Мэгги Б. одолжила увеличитель и взглянула на яйцо.
– Верно, народ. Наверное, эти предтечи были глазастыми, как Джонни, раз они могли любоваться чем-то, что так сложно разглядеть.
– Если у них вообще были глаза, – заметил Тираси. – Может, они наслаждались этим другими органами?
Мэгги Б. почесала затылок.
– Итак, что это такое? Музей, галерея искусств?
С самыми прочными дверьми со времен сотворения мира? Январь предположил, что это место – не галерея, а скорее хранилище, в котором сберегались бесценные сокровища. Самые значимые реликвии империи предтеч? Конечно, если у предтеч были империи, или богатства, или реликвии. Всего четыре предмета, один из которых слишком тяжел, чтобы его забрать. Но строение уходило вглубь, в море песка, и могло уводить в самые недра планеты. Где-то внутри комплекса их могли ждать неисчислимые сокровища.
И у них могла уйти вся жизнь на их поиски.

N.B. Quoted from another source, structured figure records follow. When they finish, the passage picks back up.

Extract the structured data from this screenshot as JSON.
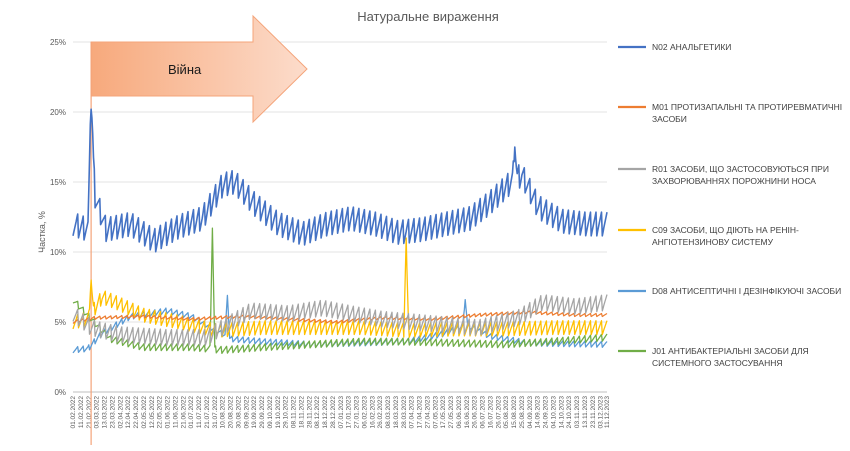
{
  "chart_data": {
    "type": "line",
    "title": "Натуральне вираження",
    "ylabel": "Частка, %",
    "xlabel": "",
    "ylim": [
      0,
      25
    ],
    "yticks": [
      "0%",
      "5%",
      "10%",
      "15%",
      "20%",
      "25%"
    ],
    "grid": true,
    "legend_position": "right",
    "x_range": [
      "2022-02-01",
      "2023-12-11"
    ],
    "x_tick_labels": [
      "01.02.2022",
      "11.02.2022",
      "21.02.2022",
      "03.03.2022",
      "13.03.2022",
      "23.03.2022",
      "02.04.2022",
      "12.04.2022",
      "22.04.2022",
      "02.05.2022",
      "12.05.2022",
      "22.05.2022",
      "01.06.2022",
      "11.06.2022",
      "21.06.2022",
      "01.07.2022",
      "11.07.2022",
      "21.07.2022",
      "31.07.2022",
      "10.08.2022",
      "20.08.2022",
      "30.08.2022",
      "09.09.2022",
      "19.09.2022",
      "29.09.2022",
      "09.10.2022",
      "19.10.2022",
      "29.10.2022",
      "08.11.2022",
      "18.11.2022",
      "28.11.2022",
      "08.12.2022",
      "18.12.2022",
      "28.12.2022",
      "07.01.2023",
      "17.01.2023",
      "27.01.2023",
      "06.02.2023",
      "16.02.2023",
      "26.02.2023",
      "08.03.2023",
      "18.03.2023",
      "28.03.2023",
      "07.04.2023",
      "17.04.2023",
      "27.04.2023",
      "07.05.2023",
      "17.05.2023",
      "27.05.2023",
      "06.06.2023",
      "16.06.2023",
      "26.06.2023",
      "06.07.2023",
      "16.07.2023",
      "26.07.2023",
      "05.08.2023",
      "15.08.2023",
      "25.08.2023",
      "04.09.2023",
      "14.09.2023",
      "24.09.2023",
      "04.10.2023",
      "14.10.2023",
      "24.10.2023",
      "03.11.2023",
      "13.11.2023",
      "23.11.2023",
      "03.12.2023",
      "11.12.2023"
    ],
    "annotation": {
      "text": "Війна",
      "date": "2022-02-24"
    },
    "series": [
      {
        "name": "N02 АНАЛЬГЕТИКИ",
        "color": "#4472C4",
        "points": [
          [
            "2022-02-01",
            12.0
          ],
          [
            "2022-02-20",
            11.6
          ],
          [
            "2022-02-24",
            19.5
          ],
          [
            "2022-03-01",
            14.0
          ],
          [
            "2022-03-15",
            11.6
          ],
          [
            "2022-04-15",
            12.0
          ],
          [
            "2022-05-15",
            10.8
          ],
          [
            "2022-06-15",
            11.8
          ],
          [
            "2022-07-15",
            12.4
          ],
          [
            "2022-08-10",
            14.8
          ],
          [
            "2022-08-25",
            15.0
          ],
          [
            "2022-09-20",
            13.4
          ],
          [
            "2022-10-20",
            12.0
          ],
          [
            "2022-11-20",
            11.3
          ],
          [
            "2022-12-20",
            12.0
          ],
          [
            "2023-01-20",
            12.4
          ],
          [
            "2023-02-20",
            12.0
          ],
          [
            "2023-03-20",
            11.4
          ],
          [
            "2023-04-20",
            11.6
          ],
          [
            "2023-05-20",
            12.0
          ],
          [
            "2023-06-20",
            12.4
          ],
          [
            "2023-07-15",
            13.5
          ],
          [
            "2023-08-15",
            15.2
          ],
          [
            "2023-08-25",
            15.5
          ],
          [
            "2023-09-15",
            13.2
          ],
          [
            "2023-10-15",
            12.2
          ],
          [
            "2023-11-15",
            12.0
          ],
          [
            "2023-12-11",
            12.0
          ]
        ],
        "amplitude": 1.2,
        "spikes": [
          [
            "2022-02-24",
            20.2
          ],
          [
            "2023-08-16",
            17.5
          ]
        ]
      },
      {
        "name": "M01 ПРОТИЗАПАЛЬНІ ТА ПРОТИРЕВМАТИЧНІ ЗАСОБИ",
        "color": "#ED7D31",
        "points": [
          [
            "2022-02-01",
            5.0
          ],
          [
            "2022-03-01",
            5.3
          ],
          [
            "2022-05-01",
            5.4
          ],
          [
            "2022-07-01",
            5.2
          ],
          [
            "2022-09-01",
            5.4
          ],
          [
            "2022-11-01",
            5.2
          ],
          [
            "2023-01-01",
            5.0
          ],
          [
            "2023-03-01",
            5.3
          ],
          [
            "2023-05-01",
            5.2
          ],
          [
            "2023-07-01",
            5.5
          ],
          [
            "2023-09-01",
            5.7
          ],
          [
            "2023-11-01",
            5.5
          ],
          [
            "2023-12-11",
            5.5
          ]
        ],
        "amplitude": 0.15,
        "spikes": []
      },
      {
        "name": "R01 ЗАСОБИ, ЩО ЗАСТОСОВУЮТЬСЯ ПРИ ЗАХВОРЮВАННЯХ ПОРОЖНИНИ НОСА",
        "color": "#A5A5A5",
        "points": [
          [
            "2022-02-01",
            5.6
          ],
          [
            "2022-02-24",
            4.6
          ],
          [
            "2022-04-01",
            4.1
          ],
          [
            "2022-06-01",
            3.9
          ],
          [
            "2022-07-20",
            3.9
          ],
          [
            "2022-08-15",
            4.8
          ],
          [
            "2022-09-15",
            5.8
          ],
          [
            "2022-11-01",
            5.6
          ],
          [
            "2022-12-15",
            6.0
          ],
          [
            "2023-01-20",
            5.6
          ],
          [
            "2023-03-01",
            5.2
          ],
          [
            "2023-05-01",
            4.9
          ],
          [
            "2023-07-01",
            4.6
          ],
          [
            "2023-08-20",
            5.3
          ],
          [
            "2023-09-20",
            6.4
          ],
          [
            "2023-11-01",
            6.1
          ],
          [
            "2023-12-11",
            6.4
          ]
        ],
        "amplitude": 0.8,
        "spikes": []
      },
      {
        "name": "C09 ЗАСОБИ, ЩО ДІЮТЬ НА РЕНІН-АНГІОТЕНЗИНОВУ СИСТЕМУ",
        "color": "#FFC000",
        "points": [
          [
            "2022-02-01",
            5.0
          ],
          [
            "2022-02-20",
            5.2
          ],
          [
            "2022-03-10",
            6.8
          ],
          [
            "2022-04-01",
            6.3
          ],
          [
            "2022-05-01",
            5.5
          ],
          [
            "2022-06-15",
            5.0
          ],
          [
            "2022-08-01",
            4.4
          ],
          [
            "2022-10-01",
            4.6
          ],
          [
            "2022-12-01",
            4.6
          ],
          [
            "2023-02-01",
            4.6
          ],
          [
            "2023-04-01",
            4.4
          ],
          [
            "2023-06-01",
            4.5
          ],
          [
            "2023-08-01",
            4.5
          ],
          [
            "2023-10-01",
            4.6
          ],
          [
            "2023-12-11",
            4.6
          ]
        ],
        "amplitude": 0.7,
        "spikes": [
          [
            "2022-02-24",
            8.0
          ],
          [
            "2023-03-31",
            11.0
          ]
        ]
      },
      {
        "name": "D08 АНТИСЕПТИЧНІ І ДЕЗІНФІКУЮЧІ ЗАСОБИ",
        "color": "#5B9BD5",
        "points": [
          [
            "2022-02-01",
            3.0
          ],
          [
            "2022-02-20",
            3.1
          ],
          [
            "2022-03-10",
            4.2
          ],
          [
            "2022-04-15",
            5.4
          ],
          [
            "2022-06-01",
            5.8
          ],
          [
            "2022-07-01",
            5.4
          ],
          [
            "2022-07-20",
            4.8
          ],
          [
            "2022-08-20",
            3.8
          ],
          [
            "2022-10-01",
            3.6
          ],
          [
            "2022-12-01",
            3.4
          ],
          [
            "2023-02-01",
            3.5
          ],
          [
            "2023-04-01",
            3.6
          ],
          [
            "2023-05-20",
            4.2
          ],
          [
            "2023-06-15",
            4.8
          ],
          [
            "2023-07-15",
            4.0
          ],
          [
            "2023-09-01",
            3.5
          ],
          [
            "2023-12-11",
            3.4
          ]
        ],
        "amplitude": 0.3,
        "spikes": [
          [
            "2022-08-16",
            6.9
          ],
          [
            "2023-06-14",
            6.6
          ]
        ]
      },
      {
        "name": "J01 АНТИБАКТЕРІАЛЬНІ ЗАСОБИ ДЛЯ СИСТЕМНОГО ЗАСТОСУВАННЯ",
        "color": "#70AD47",
        "points": [
          [
            "2022-02-01",
            6.6
          ],
          [
            "2022-02-24",
            5.2
          ],
          [
            "2022-03-20",
            3.8
          ],
          [
            "2022-05-01",
            3.2
          ],
          [
            "2022-07-01",
            3.2
          ],
          [
            "2022-08-10",
            3.0
          ],
          [
            "2022-10-01",
            3.2
          ],
          [
            "2022-12-01",
            3.4
          ],
          [
            "2023-02-01",
            3.6
          ],
          [
            "2023-04-01",
            3.6
          ],
          [
            "2023-06-01",
            3.5
          ],
          [
            "2023-08-01",
            3.4
          ],
          [
            "2023-10-01",
            3.6
          ],
          [
            "2023-12-11",
            3.9
          ]
        ],
        "amplitude": 0.35,
        "spikes": [
          [
            "2022-07-28",
            11.7
          ]
        ]
      }
    ]
  }
}
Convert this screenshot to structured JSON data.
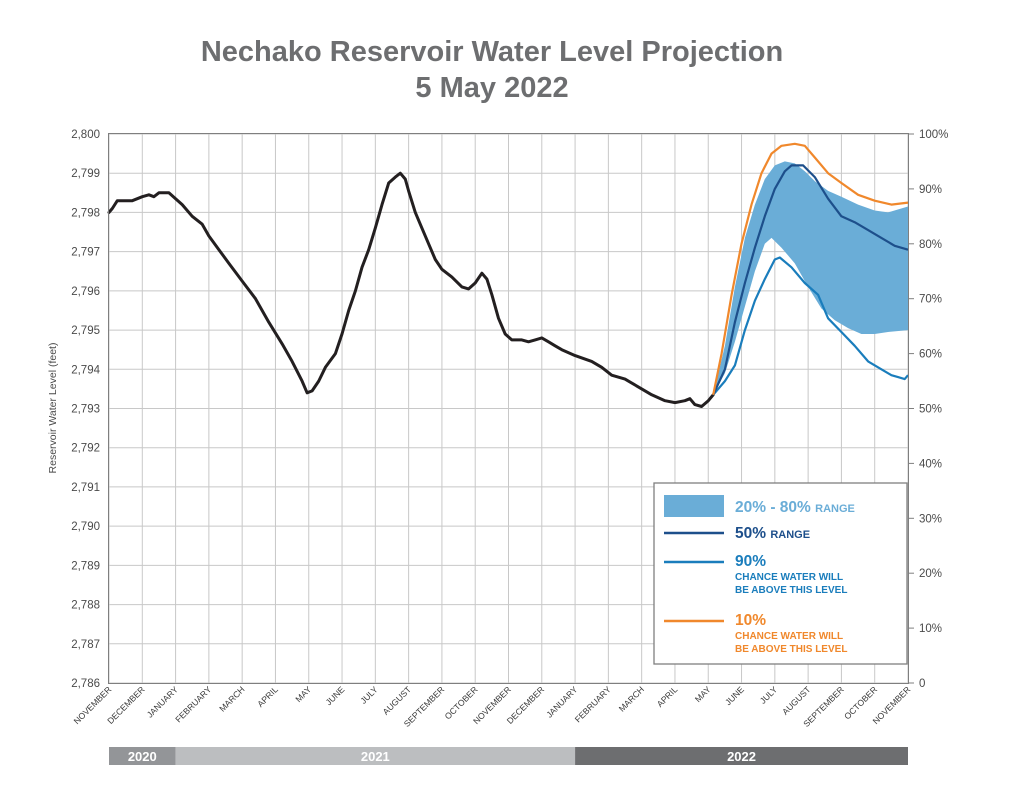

Январь повернулся к ближайшему пьедесталу и оглядел то, что на первый взгляд казалось покоящимся на ребре блекло-красным бруском высотой с расстояние от кисти руки до локтя и шириной в ладонь. В список многочисленных предметов, которые могли считаться на этой планете диковиной, песчаник, по мнению Января, не входил. В отличие от Полуночного Яйца – так они окрестили первый артефакт – эта штука походила на обычную каменную пластину с немного скошенными, на человеческий взгляд, пропорциями. Но с другой стороны, что делало одно сочетание высоты, длины и ширины приятным глазу, а другое нет? Предтечи могли воспринимать этот объект с иной точки зрения и считать его самым прекрасным предметом из всех. Капитан дотронулся до камня. Удивительно, но поверхность, которая на первый взгляд казалась шершавой и грубой, оказалась гладкой и холодной.